La petite île d’Almanzora sur laquelle Tom et Evelyn sont venus passer quelques jours de vacances, est bien calme, étrangement calme…

Les Révoltés de l'an 2000

Tom et Evelyn, deux Anglais, arrivent par le car à la station balnéaire de Benavis, au moment du carnaval. Ils ne vont pas y rester : ils ont choisi de passer leurs vacances sur la petite île d’Almanzora. Tom y a séjourné il y a douze ans : Evelyn, enceinte, pourra s’y reposer au calme. La police découvre le cadavre d’une jeune femme, poignardée, échouée sur la plage de Benavis. Le lendemain matin, Tom et Evelyn louent un bateau pour rejoindre Almanzora où ils sont surpris de ne voir que des enfants. L’île paraît avoir été désertée par les adultes…

Où sont les gens ?

Les Révoltés de l’an 2000 (¿Quién puede matar a un niño?) part d’une idée que Juan José Plans développera dans son roman El juego de los niños, publié en 1976, à partir de laquelle Narciso Ibáñez Serrado (disparu en juin 2019) a élaboré le scénario du film, le second et le dernier qu’il aura réalisé pour le grand écran au long d’une carrière essentiellement dédiée à la télévision, dont il fut une de figures marquantes, de 1962 jusqu’à sa retraite en 2006.

Les Révoltés de l’an 2000 (pourquoi avoir affublé le film d’un tel titre français, au lieu de traduire le titre original ?), longtemps tombé dans l’oubli, avait connu à sa sortie un bon accueil et décroché le Prix de la critique à Avoriaz en 1977.

Le premier film de Narciso Ibáñez Serrado, La Residencia, sorti en 1969, que les cinéastes espagnols couvrent de louanges dans les suppléments, n’a pas (encore) été édité en vidéo en France.

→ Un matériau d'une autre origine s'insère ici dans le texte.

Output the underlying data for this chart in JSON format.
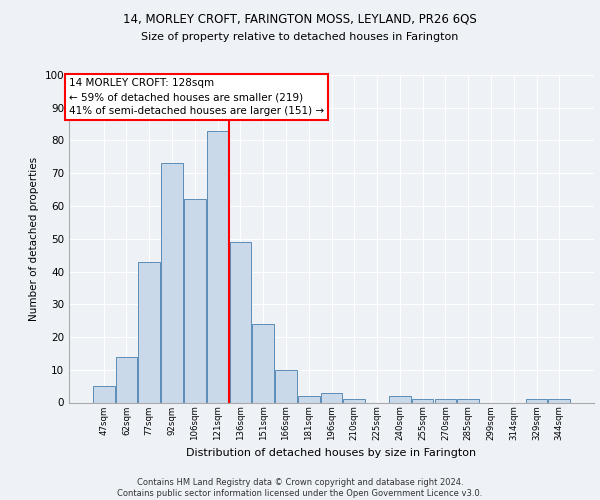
{
  "title1": "14, MORLEY CROFT, FARINGTON MOSS, LEYLAND, PR26 6QS",
  "title2": "Size of property relative to detached houses in Farington",
  "xlabel": "Distribution of detached houses by size in Farington",
  "ylabel": "Number of detached properties",
  "bar_labels": [
    "47sqm",
    "62sqm",
    "77sqm",
    "92sqm",
    "106sqm",
    "121sqm",
    "136sqm",
    "151sqm",
    "166sqm",
    "181sqm",
    "196sqm",
    "210sqm",
    "225sqm",
    "240sqm",
    "255sqm",
    "270sqm",
    "285sqm",
    "299sqm",
    "314sqm",
    "329sqm",
    "344sqm"
  ],
  "bar_values": [
    5,
    14,
    43,
    73,
    62,
    83,
    49,
    24,
    10,
    2,
    3,
    1,
    0,
    2,
    1,
    1,
    1,
    0,
    0,
    1,
    1
  ],
  "bar_color": "#c9d9ea",
  "bar_edge_color": "#5b8db8",
  "annotation_text": "14 MORLEY CROFT: 128sqm\n← 59% of detached houses are smaller (219)\n41% of semi-detached houses are larger (151) →",
  "vline_color": "red",
  "ylim": [
    0,
    100
  ],
  "footer": "Contains HM Land Registry data © Crown copyright and database right 2024.\nContains public sector information licensed under the Open Government Licence v3.0.",
  "background_color": "#eef2f7",
  "grid_color": "#ffffff"
}
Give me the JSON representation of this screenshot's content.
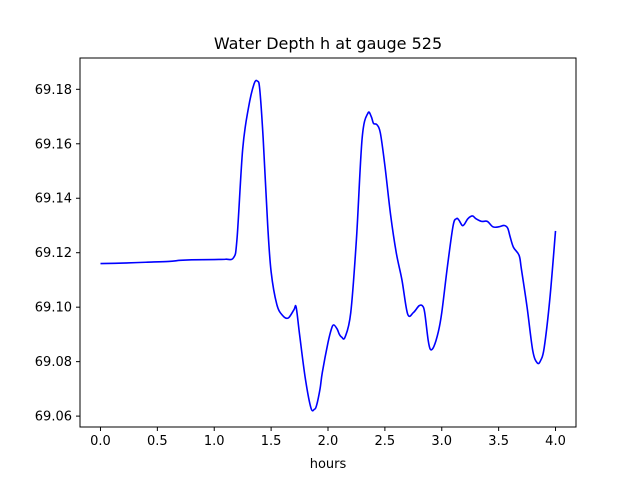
{
  "chart_data": {
    "type": "line",
    "title": "Water Depth h at gauge 525",
    "xlabel": "hours",
    "ylabel": "",
    "xlim": [
      -0.18,
      4.18
    ],
    "ylim": [
      69.056,
      69.1915
    ],
    "xticks": [
      0.0,
      0.5,
      1.0,
      1.5,
      2.0,
      2.5,
      3.0,
      3.5,
      4.0
    ],
    "xtick_labels": [
      "0.0",
      "0.5",
      "1.0",
      "1.5",
      "2.0",
      "2.5",
      "3.0",
      "3.5",
      "4.0"
    ],
    "yticks": [
      69.06,
      69.08,
      69.1,
      69.12,
      69.14,
      69.16,
      69.18
    ],
    "ytick_labels": [
      "69.06",
      "69.08",
      "69.10",
      "69.12",
      "69.14",
      "69.16",
      "69.18"
    ],
    "grid": false,
    "series": [
      {
        "color": "#0000ff",
        "x": [
          0.0,
          0.2,
          0.4,
          0.6,
          0.7,
          0.8,
          1.0,
          1.1,
          1.17,
          1.2,
          1.25,
          1.3,
          1.35,
          1.38,
          1.4,
          1.43,
          1.47,
          1.5,
          1.55,
          1.6,
          1.65,
          1.7,
          1.72,
          1.75,
          1.8,
          1.85,
          1.88,
          1.9,
          1.93,
          1.95,
          2.0,
          2.03,
          2.05,
          2.08,
          2.1,
          2.12,
          2.15,
          2.2,
          2.25,
          2.3,
          2.35,
          2.38,
          2.4,
          2.43,
          2.46,
          2.5,
          2.55,
          2.6,
          2.65,
          2.7,
          2.75,
          2.8,
          2.83,
          2.85,
          2.88,
          2.9,
          2.93,
          2.97,
          3.0,
          3.05,
          3.1,
          3.13,
          3.15,
          3.18,
          3.2,
          3.23,
          3.27,
          3.3,
          3.35,
          3.4,
          3.45,
          3.5,
          3.55,
          3.58,
          3.6,
          3.63,
          3.68,
          3.7,
          3.75,
          3.8,
          3.84,
          3.87,
          3.9,
          3.95,
          4.0
        ],
        "y": [
          69.116,
          69.1162,
          69.1165,
          69.1168,
          69.1172,
          69.1174,
          69.1175,
          69.1176,
          69.1182,
          69.125,
          69.158,
          69.173,
          69.182,
          69.183,
          69.18,
          69.162,
          69.13,
          69.113,
          69.101,
          69.097,
          69.096,
          69.099,
          69.1,
          69.09,
          69.074,
          69.063,
          69.0625,
          69.064,
          69.07,
          69.076,
          69.087,
          69.092,
          69.0935,
          69.092,
          69.09,
          69.089,
          69.089,
          69.098,
          69.125,
          69.162,
          69.1712,
          69.17,
          69.1675,
          69.167,
          69.164,
          69.152,
          69.134,
          69.12,
          69.11,
          69.0975,
          69.098,
          69.1005,
          69.1005,
          69.098,
          69.088,
          69.0845,
          69.0855,
          69.091,
          69.098,
          69.115,
          69.13,
          69.1325,
          69.132,
          69.13,
          69.1305,
          69.1325,
          69.1335,
          69.1325,
          69.1315,
          69.1315,
          69.1295,
          69.1295,
          69.13,
          69.129,
          69.126,
          69.122,
          69.119,
          69.114,
          69.1,
          69.084,
          69.0795,
          69.0805,
          69.085,
          69.103,
          69.128
        ]
      }
    ]
  }
}
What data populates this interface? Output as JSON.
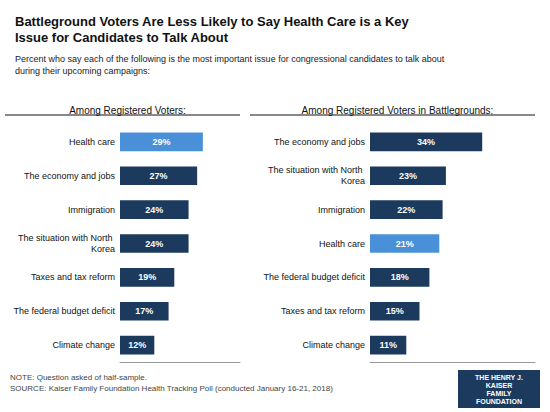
{
  "title": "Battleground Voters Are Less Likely to Say Health Care is a Key\nIssue for Candidates to Talk About",
  "subtitle": "Percent who say each of the following is the most important issue for congressional candidates to talk about\nduring their upcoming campaigns:",
  "annotations": [
    "NOTE: Question asked of half-sample.\nSOURCE: Kaiser Family Foundation Health Tracking Poll (conducted January 16-21, 2018)",
    "THE HENRY J.\nKAISER\nFAMILY\nFOUNDATION"
  ],
  "chart_data": [
    {
      "type": "bar",
      "orientation": "horizontal",
      "title": "Among Registered Voters:",
      "categories": [
        "Health care",
        "The economy and jobs",
        "Immigration",
        "The situation with North Korea",
        "Taxes and tax reform",
        "The federal budget deficit",
        "Climate change"
      ],
      "values": [
        29,
        27,
        24,
        24,
        19,
        17,
        12
      ],
      "value_labels": [
        "29%",
        "27%",
        "24%",
        "24%",
        "19%",
        "17%",
        "12%"
      ],
      "colors": [
        "#4a90d9",
        "#1b3a5e",
        "#1b3a5e",
        "#1b3a5e",
        "#1b3a5e",
        "#1b3a5e",
        "#1b3a5e"
      ],
      "xlim": [
        0,
        42
      ],
      "xticks": [],
      "data_labels": true,
      "tick_labels": "y",
      "grid": false
    },
    {
      "type": "bar",
      "orientation": "horizontal",
      "title": "Among Registered Voters in Battlegrounds:",
      "categories": [
        "The economy and jobs",
        "The situation with North Korea",
        "Immigration",
        "Health care",
        "The federal budget deficit",
        "Taxes and tax reform",
        "Climate change"
      ],
      "values": [
        34,
        23,
        22,
        21,
        18,
        15,
        11
      ],
      "value_labels": [
        "34%",
        "23%",
        "22%",
        "21%",
        "18%",
        "15%",
        "11%"
      ],
      "colors": [
        "#1b3a5e",
        "#1b3a5e",
        "#1b3a5e",
        "#4a90d9",
        "#1b3a5e",
        "#1b3a5e",
        "#1b3a5e"
      ],
      "xlim": [
        0,
        50
      ],
      "xticks": [],
      "data_labels": true,
      "tick_labels": "y",
      "grid": false
    }
  ]
}
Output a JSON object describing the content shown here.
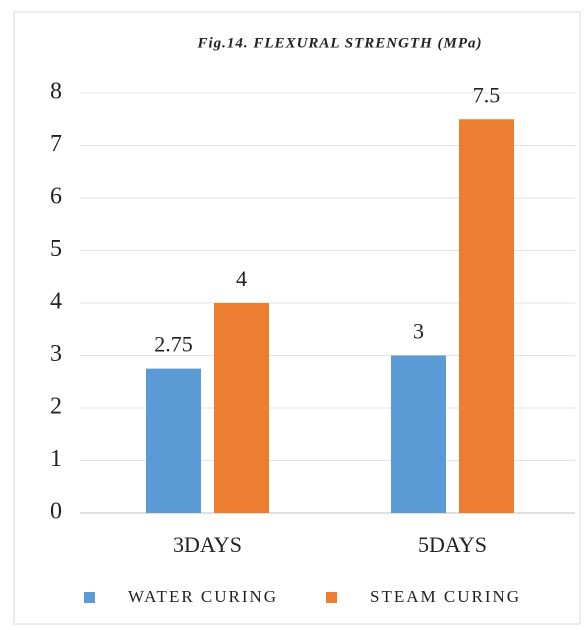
{
  "chart_data": {
    "type": "bar",
    "title": "Fig.14.  FLEXURAL STRENGTH (MPa)",
    "categories": [
      "3DAYS",
      "5DAYS"
    ],
    "series": [
      {
        "name": "WATER CURING",
        "color": "#5b9bd5",
        "values": [
          2.75,
          3
        ]
      },
      {
        "name": "STEAM CURING",
        "color": "#ed7d31",
        "values": [
          4,
          7.5
        ]
      }
    ],
    "ylim": [
      0,
      8
    ],
    "yticks": [
      0,
      1,
      2,
      3,
      4,
      5,
      6,
      7,
      8
    ],
    "grid": true,
    "legend": "bottom"
  }
}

Le réalisateur n’a pas fait mystère sur le petit écran de son penchant pour le fantastique et l’épouvante en écrivant ou en réalisant nombre de téléfilms et séries, notamment dans deux programmes aux titres prometteurs, Historias para no dormir et Mis terrores favoritos qui proposait le lundi soir un classique du cinéma d’épouvante.

Les Révoltés de l'an 2000

They’re just little children!

Les Révoltés de l’an 2000 s’affranchit résolument des codes du fantastique : ni souterrains obscurs, ni brumes méphitiques : l’action se déroule sous un soleil de plomb dans les rues d’un village bordées de façades d’une blancheur aveuglante. Ni loup-garou, ni vampire, ni zombie, ni aucune sorte de monstres… juste des enfants.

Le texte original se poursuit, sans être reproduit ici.